Updated June 11, 2026
What voice cloning will be here
Voice cloning is coming soon. When it ships it will live on the Your voices page in the app. You will give it a short reference clip of one person speaking, and it will build a reusable voice you can generate speech with anywhere a cloned voice is offered. This guide describes how it will work so you know what to expect; we label it honestly rather than imply a working feature.
Creating a clone will take about a minute. It is never instant, and we do not pretend otherwise. Once created, your clone will speak on Sonic, and everything you generate with it will land in your private library automatically.
Recording the reference clip
About 10 to 20 seconds of clean, single-speaker audio is the sweet spot. The hard cap is 2 minutes of reference audio and 20 MB per file. More audio does not reliably make a better clone; cleaner audio does.
You can record directly in the browser or upload a file (mp3, wav, m4a, webm, ogg, or flac). Browser recordings are automatically re-encoded to plain 24 kHz mono WAV on your machine before upload, because raw browser recorder output is unreliable with the cloning engine. If that conversion ever fails, we fall back to the original recording so your capture is never lost.

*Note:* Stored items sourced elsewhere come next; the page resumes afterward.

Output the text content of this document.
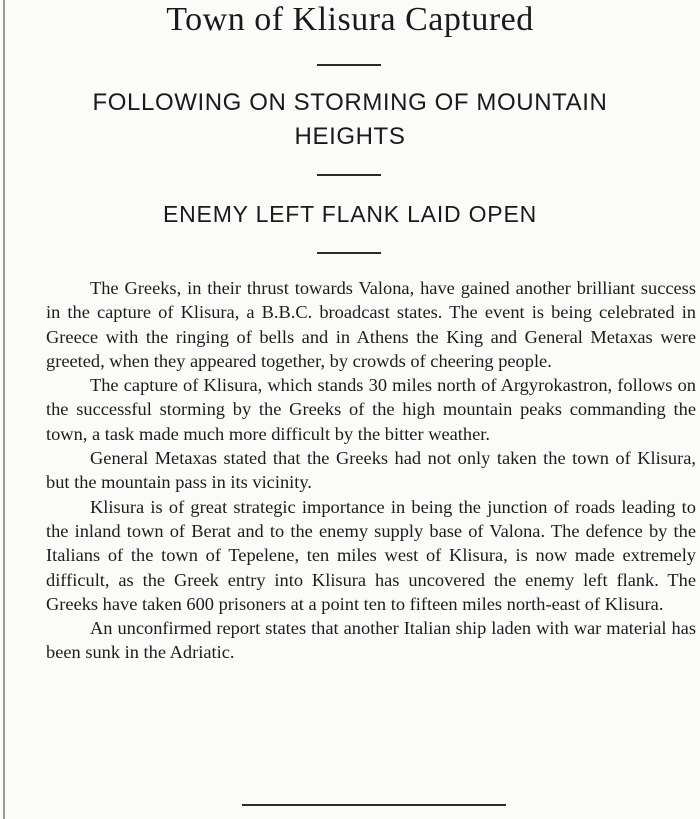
Town of Klisura Captured
FOLLOWING ON STORMING OF MOUNTAIN HEIGHTS
ENEMY LEFT FLANK LAID OPEN

The Greeks, in their thrust towards Valona, have gained another brilliant success in the capture of Klisura, a B.B.C. broadcast states. The event is being celebrated in Greece with the ringing of bells and in Athens the King and General Metaxas were greeted, when they appeared together, by crowds of cheering people.

The capture of Klisura, which stands 30 miles north of Argyrokastron, follows on the successful storming by the Greeks of the high mountain peaks commanding the town, a task made much more difficult by the bitter weather.

General Metaxas stated that the Greeks had not only taken the town of Klisura, but the mountain pass in its vicinity.

Klisura is of great strategic importance in being the junction of roads leading to the inland town of Berat and to the enemy supply base of Valona. The defence by the Italians of the town of Tepelene, ten miles west of Klisura, is now made extremely difficult, as the Greek entry into Klisura has uncovered the enemy left flank. The Greeks have taken 600 prisoners at a point ten to fifteen miles north-east of Klisura.

An unconfirmed report states that another Italian ship laden with war material has been sunk in the Adriatic.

Read like you talk, not like a robot. A clip that mixes statements, questions, and a little energy gives the clone a real pitch range to learn from.

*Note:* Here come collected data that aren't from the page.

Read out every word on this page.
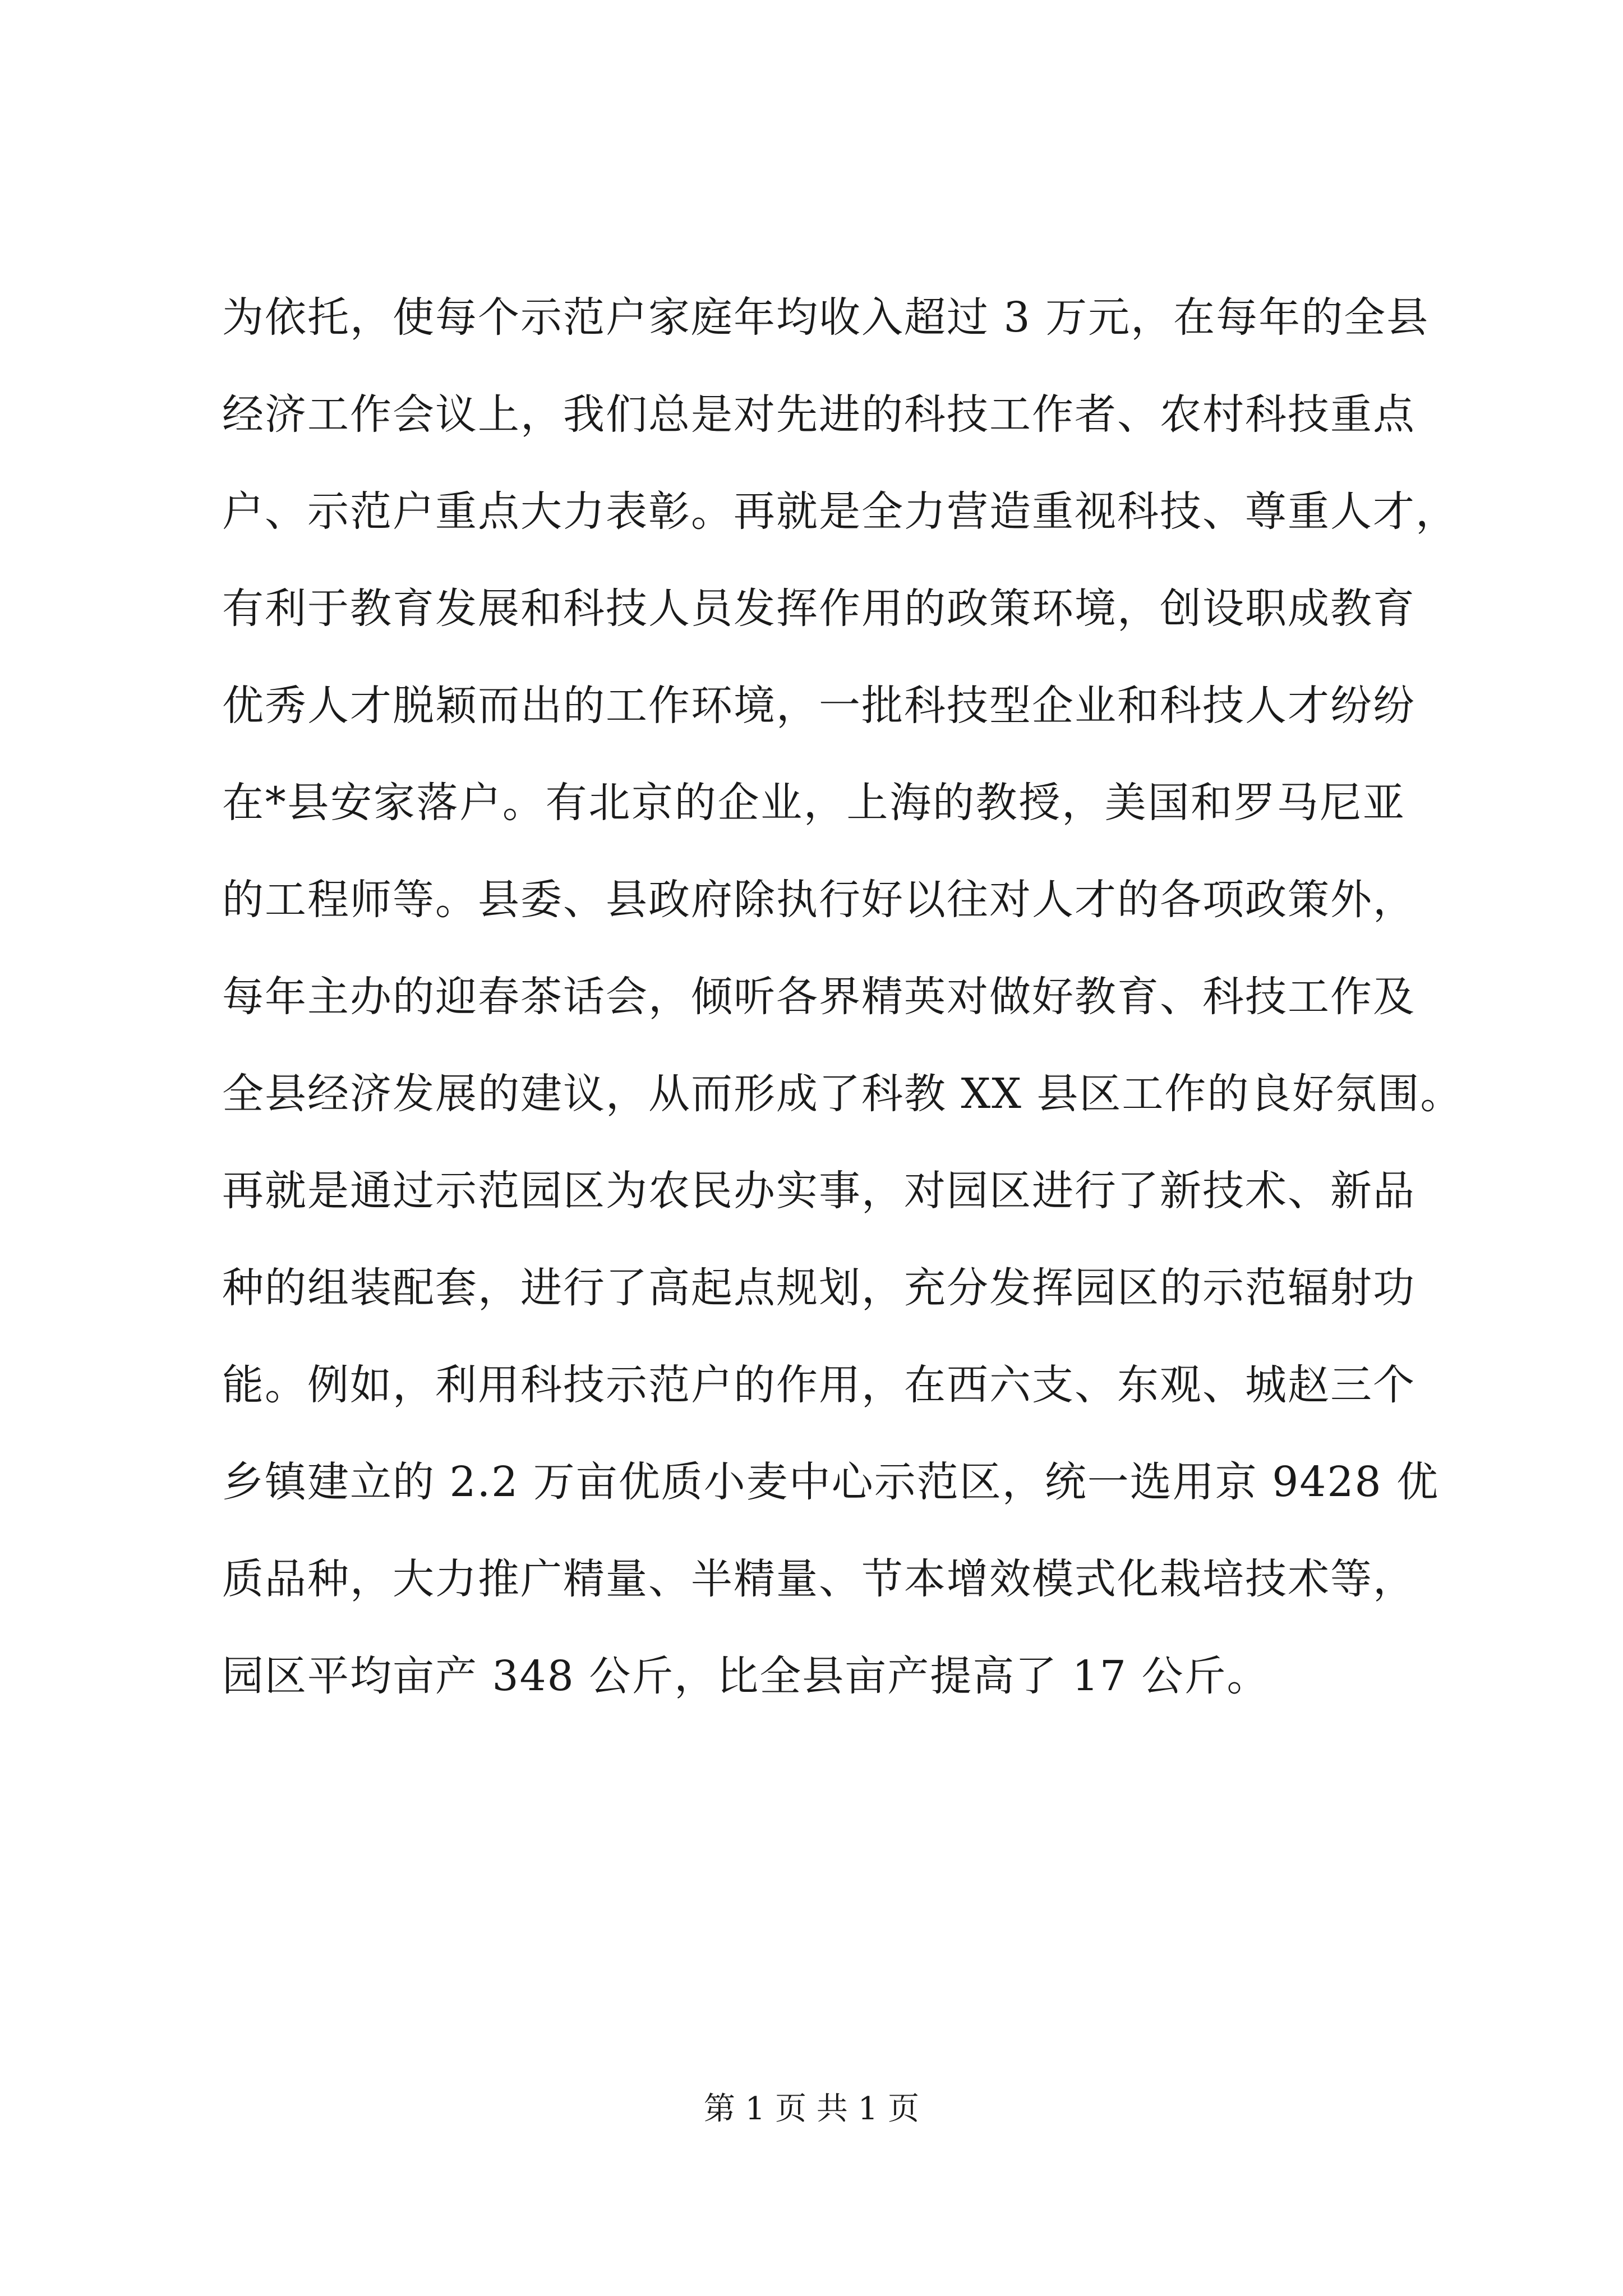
为依托，使每个示范户家庭年均收入超过 3 万元，在每年的全县
经济工作会议上，我们总是对先进的科技工作者、农村科技重点
户、示范户重点大力表彰。再就是全力营造重视科技、尊重人才，
有利于教育发展和科技人员发挥作用的政策环境，创设职成教育
优秀人才脱颖而出的工作环境，一批科技型企业和科技人才纷纷
在*县安家落户。有北京的企业，上海的教授，美国和罗马尼亚
的工程师等。县委、县政府除执行好以往对人才的各项政策外，
每年主办的迎春茶话会，倾听各界精英对做好教育、科技工作及
全县经济发展的建议，从而形成了科教 XX 县区工作的良好氛围。
再就是通过示范园区为农民办实事，对园区进行了新技术、新品
种的组装配套，进行了高起点规划，充分发挥园区的示范辐射功
能。例如，利用科技示范户的作用，在西六支、东观、城赵三个
乡镇建立的 2.2 万亩优质小麦中心示范区，统一选用京 9428 优
质品种，大力推广精量、半精量、节本增效模式化栽培技术等，
园区平均亩产 348 公斤，比全县亩产提高了 17 公斤。
第 1 页 共 1 页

One speaker only. Background music, crosstalk, or a second voice in the clip will degrade the clone or cause the build to fail.
The prepared reading scripts
Improvising a minute of speech on the spot is harder than it sounds, so the create form offers four prepared passages in different registers. Each runs roughly 110 to 130 words, about 45 to 60 seconds at an easy pace, and deliberately mixes statements, questions, and exclamations.
The consent attestation
Before you can create a clone, you must tick a required consent checkbox. It reads, in full:
"This is my voice, or I have the speaker's permission to clone it. I understand cloned voices I create are mine to use and mine to answer for."

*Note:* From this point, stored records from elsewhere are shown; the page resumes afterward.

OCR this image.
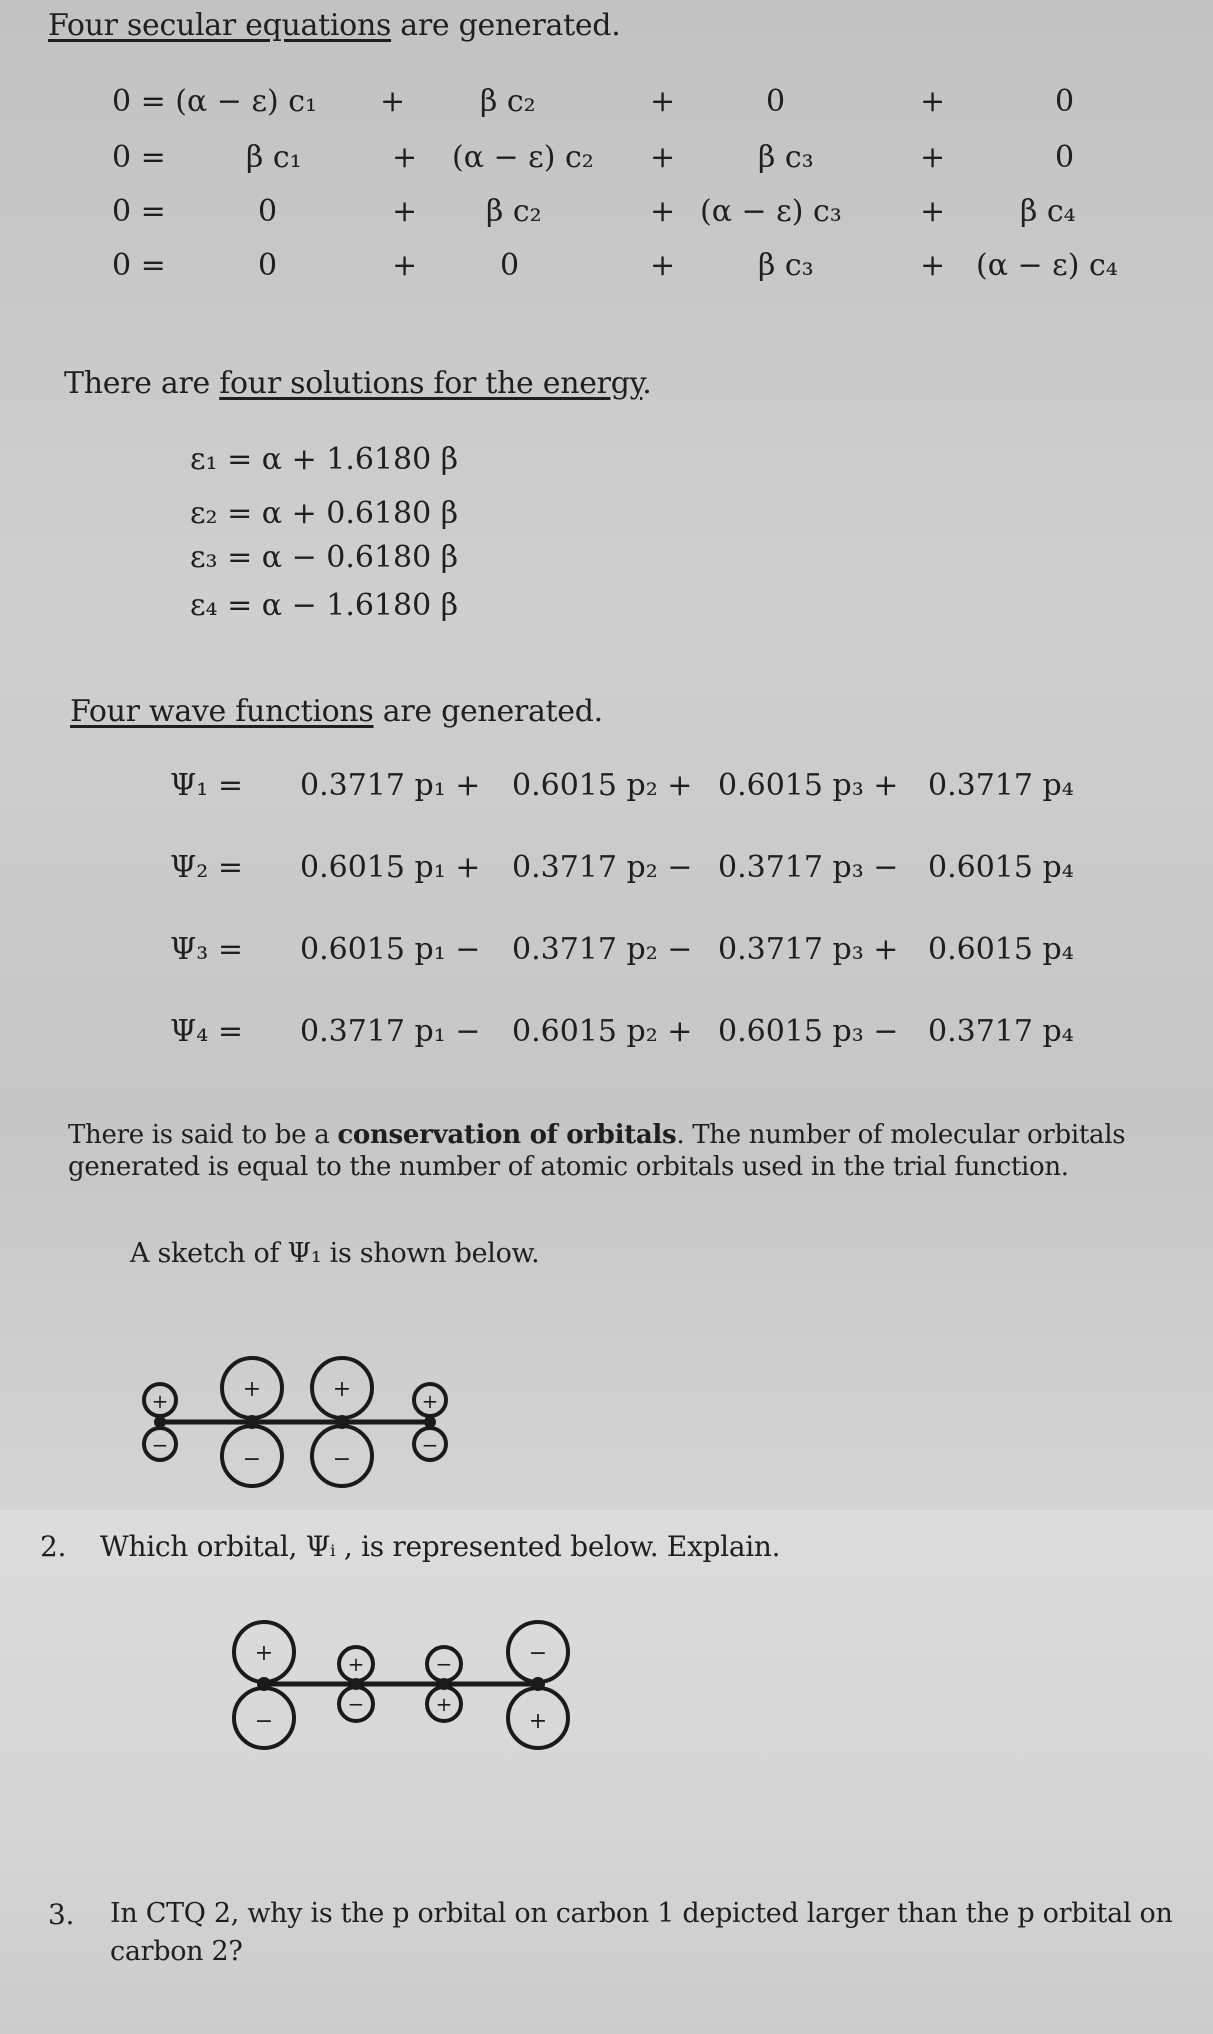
Four secular equations are generated.
0 = (α − ε) c₁ + β c₂	+	0	+	0
0 =	β c₁	+ (α − ε) c₂ +	β c₃	+	0
0 =	0	+ β c₂	+ (α − ε) c₃	+ β c₄
0 =	0	+	0	+	β c₃	+ (α − ε) c₄
There are four solutions for the energy.
ε₁ = α + 1.6180 β
ε₂ = α + 0.6180 β
ε₃ = α − 0.6180 β
ε₄ = α − 1.6180 β
Four wave functions are generated.
Ψ₁ = 0.3717 p₁ + 0.6015 p₂ + 0.6015 p₃ + 0.3717 p₄
Ψ₂ = 0.6015 p₁ + 0.3717 p₂ − 0.3717 p₃ − 0.6015 p₄
Ψ₃ = 0.6015 p₁ − 0.3717 p₂ − 0.3717 p₃ + 0.6015 p₄
Ψ₄ = 0.3717 p₁ − 0.6015 p₂ + 0.6015 p₃ − 0.3717 p₄
There is said to be a conservation of orbitals. The number of molecular orbitals
generated is equal to the number of atomic orbitals used in the trial function.
A sketch of Ψ₁ is shown below.
+
−
+
−
+
−
+
−
2. Which orbital, Ψᵢ , is represented below. Explain.
+
−
+
−
−
+
−
+
3. In CTQ 2, why is the p orbital on carbon 1 depicted larger than the p orbital on
carbon 2?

This is enforced on the server, not just in the form: no consent, no clone. Cloning someone without their permission, or using a clone to impersonate a real person, is against the terms of use and is on you, not us.
Cloned voices you create are yours to use and yours to answer for. Do not clone a voice you do not have permission to clone.
Languages
English is the tested path. The language picker also offers Spanish, French, German, Italian, Portuguese, Hindi, and Japanese, and each is labeled untested in the picker, because that is the truth: we have not verified clone quality in those languages yet. You are welcome to try them; just know you are off the tested path.
Testing, generating, and where audio saves
Each voice in your list has a Test panel: type a line (up to 500 characters) and press Generate to hear your clone speak it. Generation with a cloned voice requires sign-in, comes out of the same monthly character allowance as every other engine, and the resulting audio is saved server-side to your private library as an MP3, tagged with the voice's name.
Your reference clip is also kept, privately, in your account's storage, so it stays attached to the voice it built.
Deleting a clone
Delete uses an inline two-step confirm so a stray click cannot destroy a voice. When you confirm, we remove the voice from your account, delete it from the cloning engine, and remove the stored reference clip. The voice is gone; there is no trash folder or restore.
Audio you already generated with that voice stays in your library until you delete those items yourself, the same as any other generation.